Besides, HCL Tech lost this case against an employee, who was terminated without giving any reasons.
K Ramesha was hired by HCL Tech as Senior Service Programmer and was confirmed as on February 26, 2010. The company said that his employment will start with effect from August 20, 2009.
On September 20, 2010 Ramesha’s salary was incremented, as he was doing a good work.
However, On January 22, 2013, his services were terminated, and was asked to leave the company. Management said that despite counselling, he has failed to improve his performance and hence, was terminated. No memo, or documents were provided, and no investigation done.
On failing to get any response, Ramesha approached Chennai’s Labor Court, filing case against HCL Tech for wrongful termination.
HCL had argued that as Ramesha was a ‘supervisor’, he cannot be categorized under ‘Workman’, hence no labor laws are applicable.
While hearing the case, Additional Labour Court Presiding Officer S Nambirajan described Ramesha as a ‘Workman’, as he said, “It cannot be denied that the job of an engineer in a software company involves skills and technical knowledge.

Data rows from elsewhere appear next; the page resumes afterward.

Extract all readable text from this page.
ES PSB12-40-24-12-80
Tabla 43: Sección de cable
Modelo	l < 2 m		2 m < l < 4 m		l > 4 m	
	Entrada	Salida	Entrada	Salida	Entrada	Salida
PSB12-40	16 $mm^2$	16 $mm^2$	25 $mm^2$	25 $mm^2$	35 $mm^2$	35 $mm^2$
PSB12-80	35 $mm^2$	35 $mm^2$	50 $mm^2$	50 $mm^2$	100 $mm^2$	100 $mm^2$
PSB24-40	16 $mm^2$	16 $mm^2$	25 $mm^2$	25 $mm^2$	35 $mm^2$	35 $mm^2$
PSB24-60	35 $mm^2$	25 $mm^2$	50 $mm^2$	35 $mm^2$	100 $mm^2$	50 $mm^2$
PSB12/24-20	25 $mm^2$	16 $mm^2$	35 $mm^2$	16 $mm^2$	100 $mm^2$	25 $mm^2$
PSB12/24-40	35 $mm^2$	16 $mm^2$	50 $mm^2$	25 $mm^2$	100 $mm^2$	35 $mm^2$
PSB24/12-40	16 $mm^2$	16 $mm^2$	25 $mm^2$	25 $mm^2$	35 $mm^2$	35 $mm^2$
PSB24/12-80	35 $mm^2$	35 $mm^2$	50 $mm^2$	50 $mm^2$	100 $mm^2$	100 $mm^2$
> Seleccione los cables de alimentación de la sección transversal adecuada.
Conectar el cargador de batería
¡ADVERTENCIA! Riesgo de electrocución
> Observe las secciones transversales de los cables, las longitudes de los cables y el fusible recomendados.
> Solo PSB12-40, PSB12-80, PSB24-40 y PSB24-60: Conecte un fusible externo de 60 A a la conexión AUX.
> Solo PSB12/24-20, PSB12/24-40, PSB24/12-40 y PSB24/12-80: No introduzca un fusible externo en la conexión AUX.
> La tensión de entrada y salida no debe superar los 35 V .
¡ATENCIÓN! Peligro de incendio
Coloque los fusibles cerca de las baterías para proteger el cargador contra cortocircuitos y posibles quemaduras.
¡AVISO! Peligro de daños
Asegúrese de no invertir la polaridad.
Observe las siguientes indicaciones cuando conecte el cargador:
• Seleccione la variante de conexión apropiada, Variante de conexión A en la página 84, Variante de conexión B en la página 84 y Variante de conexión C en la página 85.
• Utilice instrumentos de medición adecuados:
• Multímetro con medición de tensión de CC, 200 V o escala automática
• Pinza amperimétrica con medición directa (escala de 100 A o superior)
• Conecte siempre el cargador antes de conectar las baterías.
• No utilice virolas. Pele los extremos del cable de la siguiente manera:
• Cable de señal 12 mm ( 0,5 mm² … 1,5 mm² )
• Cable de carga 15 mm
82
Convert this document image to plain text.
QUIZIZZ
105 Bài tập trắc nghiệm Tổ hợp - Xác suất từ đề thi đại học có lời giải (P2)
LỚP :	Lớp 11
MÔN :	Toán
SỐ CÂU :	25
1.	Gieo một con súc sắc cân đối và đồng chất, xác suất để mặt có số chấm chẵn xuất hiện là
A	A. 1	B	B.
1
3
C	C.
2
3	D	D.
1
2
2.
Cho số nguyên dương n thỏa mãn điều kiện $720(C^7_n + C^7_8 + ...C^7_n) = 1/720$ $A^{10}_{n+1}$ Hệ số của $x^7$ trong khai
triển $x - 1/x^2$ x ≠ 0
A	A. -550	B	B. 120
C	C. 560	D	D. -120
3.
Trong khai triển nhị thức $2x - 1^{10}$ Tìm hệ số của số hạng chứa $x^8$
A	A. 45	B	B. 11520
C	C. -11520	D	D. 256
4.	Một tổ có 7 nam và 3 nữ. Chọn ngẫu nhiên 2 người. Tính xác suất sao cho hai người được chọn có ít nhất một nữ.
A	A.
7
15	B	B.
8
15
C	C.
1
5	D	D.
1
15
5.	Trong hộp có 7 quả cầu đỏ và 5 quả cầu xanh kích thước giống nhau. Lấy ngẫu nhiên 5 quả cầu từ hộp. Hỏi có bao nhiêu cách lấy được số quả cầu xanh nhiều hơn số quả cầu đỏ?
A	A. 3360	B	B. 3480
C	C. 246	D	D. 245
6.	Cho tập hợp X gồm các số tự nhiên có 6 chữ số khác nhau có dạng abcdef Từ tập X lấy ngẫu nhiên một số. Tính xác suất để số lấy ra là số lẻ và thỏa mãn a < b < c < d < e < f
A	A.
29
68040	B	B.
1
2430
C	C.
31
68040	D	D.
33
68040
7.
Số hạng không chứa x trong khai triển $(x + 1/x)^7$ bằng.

Therefore it can be concluded that the job of a software engineer can be termed as the skilled or technical one”,
The Court dismissed HCL’s arguments, and ordered reinstatement of Ramesha and asked HCL to pay back all missed wages, ever since his termination was announced.
The Court said, “The firm has not produced any evidence to show that failure to improve performance or failure to measure up to the expectations or standing orders of the company would amount to an act of misconduct.”
In future labor cases, lawyers and Labor Unions can use this judgement to argue about employee’s benefits and terminations clauses. And, it is proved that if an employee is working in AC, infront of a computer, then he is a techie, and a workman.